Guardianship has long been present in elder justice as backdrop, cautionary example, and occasion for incremental reform. What it has not been, until recently, is the lens through which the field evaluates its own commitments. That is what this work proposes to make it.
The writing here spans constitutional analysis, investigative journalism, policy advocacy, and the argument that guardianship is not a solution but a failure condition — the downstream endpoint of care systems, housing systems, and support networks that did not coordinate in time. When those systems are strengthened, guardianship should not need to be reformed. It should become rare, and eventually obsolete. The science of aging — including the ageism that normalizes diminishment before the law ever enters the room — runs through all of it. Supported independence is the promise against which the whole system can be measured.
The case for Supported Independence is built from work already collected on this site. These are the best starting points:
On the constitutional failure: Guardianship and the Constitution: A System in Violation: The due process and equal protection argument for why the current system cannot meet the standard supported independence proposes.
On the legal architecture of dignity: Law as the Architecture of Human Dignity — A constitutional briefing examining guardianship as a systemic rights failure.
On appellate deference: Deference Without Due Process — A legislative briefing for the New York Assembly and Senate Committees on Aging, Disability, and Judiciary. This briefing shows how appellate courts compound the due process failure by deferring to proceedings that lack the basic attributes of lawful adjudication.

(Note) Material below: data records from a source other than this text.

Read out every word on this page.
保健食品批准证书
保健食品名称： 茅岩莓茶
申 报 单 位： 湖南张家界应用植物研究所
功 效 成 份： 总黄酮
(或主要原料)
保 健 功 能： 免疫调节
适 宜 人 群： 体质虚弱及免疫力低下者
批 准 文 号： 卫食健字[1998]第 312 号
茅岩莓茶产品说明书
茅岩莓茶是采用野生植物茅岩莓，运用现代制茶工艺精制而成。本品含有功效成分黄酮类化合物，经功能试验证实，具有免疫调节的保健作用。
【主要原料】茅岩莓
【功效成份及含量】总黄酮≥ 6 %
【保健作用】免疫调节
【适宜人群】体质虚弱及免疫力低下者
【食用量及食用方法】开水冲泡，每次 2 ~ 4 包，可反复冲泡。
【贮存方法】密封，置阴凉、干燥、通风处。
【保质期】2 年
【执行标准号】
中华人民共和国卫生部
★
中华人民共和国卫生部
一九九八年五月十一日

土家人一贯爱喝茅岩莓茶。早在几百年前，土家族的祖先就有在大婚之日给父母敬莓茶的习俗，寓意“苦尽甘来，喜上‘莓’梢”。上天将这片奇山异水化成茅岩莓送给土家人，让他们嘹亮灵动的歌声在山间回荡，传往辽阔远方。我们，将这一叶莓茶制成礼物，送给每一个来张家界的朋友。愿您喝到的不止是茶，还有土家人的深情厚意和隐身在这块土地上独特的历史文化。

On systemic accountability failure: Adult Guardianship as a Due-Process and Accountability Failure — A companion to Deference Without Due Process, this appendix addresses the structural reality: why the cases that most warrant appellate correction are the least able to obtain it — and why legislators, not courts, must close the gap.
On the upstream conditions — aging and ageism: Ageism and Aging — The science of aging and the cultural forces that normalize diminishment before the law enters the room. The pipeline begins here, long before a court is involved.
On the upstream conditions — the pipeline itself: The Guardianship Pipeline — How crisis, institutional convenience, and the absence of coordinated support convert vulnerability into legal capture. Understanding the pipeline is the precondition for understanding why supported independence is necessary.
For the elder justice community: The Reckoning — Elder justice has made genuine progress on prevention, coordination, and rights-based reform. This section asks the harder question: whether the field’s commitments are adequate to the standard supported independence proposes — and what it would mean to say yes. Supported independence is offered here not as a critique of the field’s work but as its logical destination.
Supported Independence — its promise and its framework — is introduced in a forthcoming publication in Voice of Experience, the American Bar Association Senior Lawyers Division newsletter. That article will be posted here upon publication, in June 2026.
Further development of supported independence as a constitutional standard, a policy framework, and a measure of a mature aging society appears throughout the work collected on this site.